Pour ce faire elle établira un dialogue ouvert et constructif avec tous les mouvements d’émancipation sociale et humaine. » Bien sûr tout cela se discute, mais c’est pour nous quelques bases de réflexion mises à la disposition de tous. Nous avons le devoir de nous atteler à la construction commune d’un projet, à élaborer avec les citoyen(e)s, pour une autre société, parce que paradoxalement aujourd’hui seule l’utopie, source de libre créativité, est susceptible de découvrir les nouvelles voies de l'avenir. La formation politique nouvelle naîtra en avançant dans des luttes à la fois de résistance au capitalisme et d’alternatives à ses pratiques. Nous ne lutterons pas pour le pouvoir, mais pour avoir du pouvoir, c'est-à-dire une influence telle qu’elle puisse forcer le changement. Voilà, chers amis et camarades ce que nous tenions à vous dire et vous autorisons à publier."
LE 19 AVRIL 2008


C'est en décembre 2006 qu'il fallait se bouger et c'est là que tout s'est joué.

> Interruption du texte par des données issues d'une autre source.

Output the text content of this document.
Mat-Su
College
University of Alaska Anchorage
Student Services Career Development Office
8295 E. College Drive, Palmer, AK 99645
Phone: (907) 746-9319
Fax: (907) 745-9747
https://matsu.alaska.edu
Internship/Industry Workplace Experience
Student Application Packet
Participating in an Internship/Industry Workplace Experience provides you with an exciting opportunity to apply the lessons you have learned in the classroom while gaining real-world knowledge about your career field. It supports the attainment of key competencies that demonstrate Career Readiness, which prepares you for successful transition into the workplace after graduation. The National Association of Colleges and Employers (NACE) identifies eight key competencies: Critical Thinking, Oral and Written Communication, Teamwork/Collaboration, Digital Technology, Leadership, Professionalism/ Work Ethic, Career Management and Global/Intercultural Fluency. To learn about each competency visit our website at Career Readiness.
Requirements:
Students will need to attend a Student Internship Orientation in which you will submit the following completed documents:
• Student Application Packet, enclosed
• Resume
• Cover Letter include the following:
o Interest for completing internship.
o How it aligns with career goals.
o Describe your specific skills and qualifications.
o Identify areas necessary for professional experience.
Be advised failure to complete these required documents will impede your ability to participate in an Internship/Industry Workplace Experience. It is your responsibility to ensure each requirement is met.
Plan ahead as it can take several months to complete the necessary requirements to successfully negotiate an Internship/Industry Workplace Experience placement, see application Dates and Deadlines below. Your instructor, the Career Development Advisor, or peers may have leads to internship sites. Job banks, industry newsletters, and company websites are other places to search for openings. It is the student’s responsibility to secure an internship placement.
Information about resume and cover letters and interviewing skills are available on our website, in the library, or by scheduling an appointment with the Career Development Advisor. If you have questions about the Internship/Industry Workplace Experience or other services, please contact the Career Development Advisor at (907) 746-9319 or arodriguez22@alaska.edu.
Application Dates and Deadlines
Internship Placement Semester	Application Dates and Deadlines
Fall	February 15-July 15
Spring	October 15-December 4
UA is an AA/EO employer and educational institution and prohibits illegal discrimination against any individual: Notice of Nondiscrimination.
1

Le mouvement antilibéral a été absent des présidentielles et des législatives. IL N'EST PLUS CREDIBLE.
La pendule a tourné.
La LCR veut récupérer la mise. Ca ne marchera pas.

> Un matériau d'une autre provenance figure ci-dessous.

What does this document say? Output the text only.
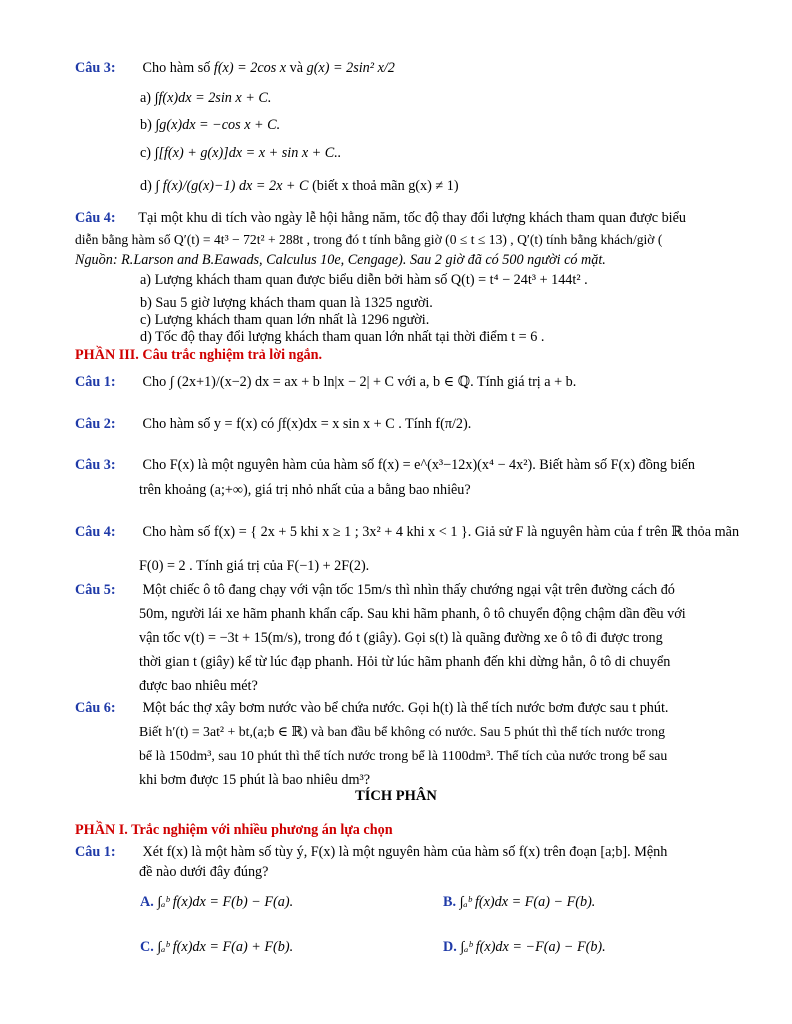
Câu 3: Cho hàm số f(x) = 2cos x và g(x) = 2sin² x/2
a) ∫f(x)dx = 2sin x + C.
b) ∫g(x)dx = −cos x + C.
c) ∫[f(x) + g(x)]dx = x + sin x + C..
d) ∫ f(x)/(g(x)−1) dx = 2x + C (biết x thoả mãn g(x) ≠ 1)
Câu 4: Tại một khu di tích vào ngày lễ hội hằng năm, tốc độ thay đổi lượng khách tham quan được biểu
diễn bằng hàm số Q′(t) = 4t³ − 72t² + 288t , trong đó t tính bằng giờ (0 ≤ t ≤ 13) , Q′(t) tính bằng khách/giờ (
Nguồn: R.Larson and B.Eawads, Calculus 10e, Cengage). Sau 2 giờ đã có 500 người có mặt.
a) Lượng khách tham quan được biểu diễn bởi hàm số Q(t) = t⁴ − 24t³ + 144t² .
b) Sau 5 giờ lượng khách tham quan là 1325 người.
c) Lượng khách tham quan lớn nhất là 1296 người.
d) Tốc độ thay đổi lượng khách tham quan lớn nhất tại thời điểm t = 6 .
PHẦN III. Câu trắc nghiệm trả lời ngắn.
Câu 1: Cho ∫ (2x+1)/(x−2) dx = ax + b ln|x − 2| + C với a, b ∈ ℚ. Tính giá trị a + b.
Câu 2: Cho hàm số y = f(x) có ∫f(x)dx = x sin x + C . Tính f(π/2).
Câu 3: Cho F(x) là một nguyên hàm của hàm số f(x) = e^(x³−12x)(x⁴ − 4x²). Biết hàm số F(x) đồng biến
trên khoảng (a;+∞), giá trị nhỏ nhất của a bằng bao nhiêu?
Câu 4: Cho hàm số f(x) = { 2x + 5 khi x ≥ 1 ; 3x² + 4 khi x < 1 }. Giả sử F là nguyên hàm của f trên ℝ thỏa mãn
F(0) = 2 . Tính giá trị của F(−1) + 2F(2).
Câu 5: Một chiếc ô tô đang chạy với vận tốc 15m/s thì nhìn thấy chướng ngại vật trên đường cách đó
50m, người lái xe hãm phanh khẩn cấp. Sau khi hãm phanh, ô tô chuyển động chậm dần đều với
vận tốc v(t) = −3t + 15(m/s), trong đó t (giây). Gọi s(t) là quãng đường xe ô tô đi được trong
thời gian t (giây) kể từ lúc đạp phanh. Hỏi từ lúc hãm phanh đến khi dừng hẳn, ô tô di chuyển
được bao nhiêu mét?
Câu 6: Một bác thợ xây bơm nước vào bể chứa nước. Gọi h(t) là thể tích nước bơm được sau t phút.
Biết h′(t) = 3at² + bt,(a;b ∈ ℝ) và ban đầu bể không có nước. Sau 5 phút thì thể tích nước trong
bể là 150dm³, sau 10 phút thì thể tích nước trong bể là 1100dm³. Thể tích của nước trong bể sau
khi bơm được 15 phút là bao nhiêu dm³?
TÍCH PHÂN
PHẦN I. Trắc nghiệm với nhiều phương án lựa chọn
Câu 1: Xét f(x) là một hàm số tùy ý, F(x) là một nguyên hàm của hàm số f(x) trên đoạn [a;b]. Mệnh
đề nào dưới đây đúng?
A. ∫ₐᵇ f(x)dx = F(b) − F(a).	B. ∫ₐᵇ f(x)dx = F(a) − F(b).
C. ∫ₐᵇ f(x)dx = F(a) + F(b).	D. ∫ₐᵇ f(x)dx = −F(a) − F(b).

Et dans 10 ans on aura encore 4 candidats qui feront moins de 2%.
IL FAUT D'ABORD BALAYER DEVANT NOTRE PORTE et dénoncer ceux qui ont saboté l'union (LCR, LO, PCF).
Après, il faut faire confiance aux jeunes et BATIR QUELQUE CHOSE DE COMPLETEMENT NOUVEAU.
Pendant ce temps, Sarkozy nous entube.
Rédigé par:Monique | le 14 mai 2008 à 20:58
La future nouvelle vraie gauche doit aller encore plus loin dans la façon de voir le renouveau politique en interdisant le cumul des mandats et surtout en interdisant à un "politique" de se présenter plus de 2 fois sur un mandat.
Il faut mettre à la retraite d'office tous les représentants des partis actuels afin qu'ils ne plombent pas cette dynamique.